Unklar ist noch, wie Veritaps in der Praxis eingesetzt werden könnte – die Software müsste schließlich von beiden Kommunikationspartnern freiwillig verwendet werden. Denkbar sind Anwendungen etwa in Dating-Apps, wo Nutzer, die sich dem "Lügendetektor" unterziehen, dann bei einem potenziellen Flirtpartner Bonuspunkte sammeln können.
Rückschlüsse auf den Benutzer
Die Idee, aus Interaktionen mit Smartphones Rückschlüsse auf den Benutzer zu ziehen, interessiert unter anderem die Werbung. Geräte mit Gesichtserkennung ließen sich beispielsweise verwenden, um Reaktionen auf Reklame in Echtzeit zu messen – eine für Datenschützer sehr unangenehme Vorstellung. Die Art des Umgangs etwa mit einer Website oder einer App lässt sich aber fast genauso intensiv tracken, selbst ohne Kamerabild.
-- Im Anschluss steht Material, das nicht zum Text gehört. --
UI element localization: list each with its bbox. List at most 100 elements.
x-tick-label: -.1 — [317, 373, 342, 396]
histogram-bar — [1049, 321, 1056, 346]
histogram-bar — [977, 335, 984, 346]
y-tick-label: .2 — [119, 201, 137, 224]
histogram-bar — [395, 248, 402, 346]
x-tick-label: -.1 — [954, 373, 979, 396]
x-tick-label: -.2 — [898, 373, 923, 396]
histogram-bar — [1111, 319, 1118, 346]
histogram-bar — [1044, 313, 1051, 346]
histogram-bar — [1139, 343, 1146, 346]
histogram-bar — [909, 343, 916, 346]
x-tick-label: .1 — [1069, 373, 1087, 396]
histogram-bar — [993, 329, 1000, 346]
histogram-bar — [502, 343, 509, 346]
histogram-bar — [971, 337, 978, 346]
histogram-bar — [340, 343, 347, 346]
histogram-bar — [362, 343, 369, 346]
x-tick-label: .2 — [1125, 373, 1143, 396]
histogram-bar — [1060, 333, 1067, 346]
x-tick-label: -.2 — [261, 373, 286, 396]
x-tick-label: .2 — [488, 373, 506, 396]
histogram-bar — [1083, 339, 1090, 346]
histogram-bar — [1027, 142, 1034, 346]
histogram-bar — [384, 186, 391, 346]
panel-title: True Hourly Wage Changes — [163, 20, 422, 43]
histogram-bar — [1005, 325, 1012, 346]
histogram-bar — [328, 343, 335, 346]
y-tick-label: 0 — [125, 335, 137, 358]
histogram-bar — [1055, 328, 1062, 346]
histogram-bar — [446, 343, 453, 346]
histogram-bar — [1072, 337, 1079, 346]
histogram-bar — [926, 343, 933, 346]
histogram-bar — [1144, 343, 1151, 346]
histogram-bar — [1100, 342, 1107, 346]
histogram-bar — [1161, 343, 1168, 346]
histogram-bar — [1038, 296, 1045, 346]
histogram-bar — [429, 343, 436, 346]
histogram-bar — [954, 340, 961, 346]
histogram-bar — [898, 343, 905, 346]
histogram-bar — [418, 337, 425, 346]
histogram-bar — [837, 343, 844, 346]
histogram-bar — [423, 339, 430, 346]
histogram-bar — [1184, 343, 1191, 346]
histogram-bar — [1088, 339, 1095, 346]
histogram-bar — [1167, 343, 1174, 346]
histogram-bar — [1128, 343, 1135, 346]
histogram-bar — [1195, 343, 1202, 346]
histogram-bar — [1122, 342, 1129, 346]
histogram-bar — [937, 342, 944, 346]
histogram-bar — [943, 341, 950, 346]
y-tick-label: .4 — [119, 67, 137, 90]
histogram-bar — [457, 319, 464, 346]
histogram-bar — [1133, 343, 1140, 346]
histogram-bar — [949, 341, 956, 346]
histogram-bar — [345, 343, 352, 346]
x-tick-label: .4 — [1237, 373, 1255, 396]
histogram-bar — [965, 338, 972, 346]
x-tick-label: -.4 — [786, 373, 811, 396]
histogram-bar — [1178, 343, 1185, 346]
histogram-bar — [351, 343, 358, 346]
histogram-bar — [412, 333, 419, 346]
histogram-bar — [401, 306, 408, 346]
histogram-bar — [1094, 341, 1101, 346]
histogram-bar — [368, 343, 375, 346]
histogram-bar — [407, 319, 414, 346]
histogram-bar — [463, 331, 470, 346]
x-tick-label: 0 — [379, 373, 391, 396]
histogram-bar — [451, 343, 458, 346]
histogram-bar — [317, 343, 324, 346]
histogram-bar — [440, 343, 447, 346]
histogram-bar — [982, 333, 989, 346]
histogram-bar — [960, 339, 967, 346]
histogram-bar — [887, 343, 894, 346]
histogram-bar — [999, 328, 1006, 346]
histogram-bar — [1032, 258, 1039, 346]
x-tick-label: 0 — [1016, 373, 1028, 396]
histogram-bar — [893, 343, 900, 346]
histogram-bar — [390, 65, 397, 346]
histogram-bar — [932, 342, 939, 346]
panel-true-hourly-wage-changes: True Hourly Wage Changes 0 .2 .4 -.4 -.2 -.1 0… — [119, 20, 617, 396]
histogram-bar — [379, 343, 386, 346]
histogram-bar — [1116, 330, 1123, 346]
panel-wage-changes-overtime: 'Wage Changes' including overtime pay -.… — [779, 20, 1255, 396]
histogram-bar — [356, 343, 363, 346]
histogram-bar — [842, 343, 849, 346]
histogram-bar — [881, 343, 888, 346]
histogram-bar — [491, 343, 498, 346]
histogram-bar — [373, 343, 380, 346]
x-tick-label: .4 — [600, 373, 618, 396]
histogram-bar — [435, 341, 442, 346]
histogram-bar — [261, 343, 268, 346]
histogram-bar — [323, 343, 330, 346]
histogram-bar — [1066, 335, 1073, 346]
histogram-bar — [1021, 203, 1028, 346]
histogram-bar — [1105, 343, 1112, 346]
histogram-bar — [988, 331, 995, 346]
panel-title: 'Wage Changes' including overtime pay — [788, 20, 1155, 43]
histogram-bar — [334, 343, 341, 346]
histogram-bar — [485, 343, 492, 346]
Moderne Smartphones kommen mit diversen Sensoren, die etwa feststellen, wie das Gerät bewegt wird. Selbst ein Wegdrehen des Bildschirms ist so feststellbar. Apps und Websites können über standardisierte Schnittstellen auf diese Daten zugreifen – oft, ohne dass Nutzer deren Verwendung zustimmen müsste.